SpikingLM: Towards Fully Spiking Language Model
Abstract
Spiking Neural Networks (SNNs) offer a promising avenue toward energy-efficient language modeling by replacing multiply-accumulate operations with sparse, event-driven computation. However, constructing fully spiking language models reveals two fundamental challenges: (1) gradient degradation from dead neurons caused by diminishing input magnitudes in deep networks, and (2) reduced token selectivity due to the absence of softmax's competitive winner-takes-all mechanism. These limitations create a substantial performance gap that has hindered the practical deployment of spiking language models. To address these challenges, we introduce SpikingLM, a framework that bridges the efficiency of SNNs with the capabilities of modern language models through two key innovations.
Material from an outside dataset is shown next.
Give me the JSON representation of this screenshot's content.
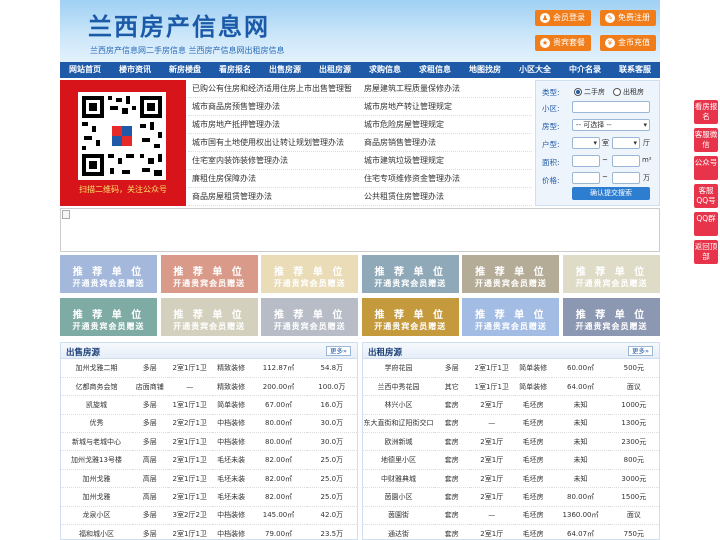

First, we propose Distribution-aware Scaling, which rescales linear outputs to an optimal range that prevents gradient vanishing. These parameters are fused into preceding linear layers at inference, incurring zero additional overhead. Second, we introduce Spike2Max, a hardware-efficient attention mechanism that restores winner-takes-all dynamics through base-2 exponentiation and max-subtraction. By exploiting the integer-valued nature of spike coincidence counts, Spike2Max replaces floating-point exponentials with bit-shift operations, reducing attention energy consumption by over 95\% compared to softmax. Extensive experiments demonstrate that SpikingLM achieves a 57.9\% reduction in energy consumption while delivering state-of-the-art performance on GLUE among spiking language models.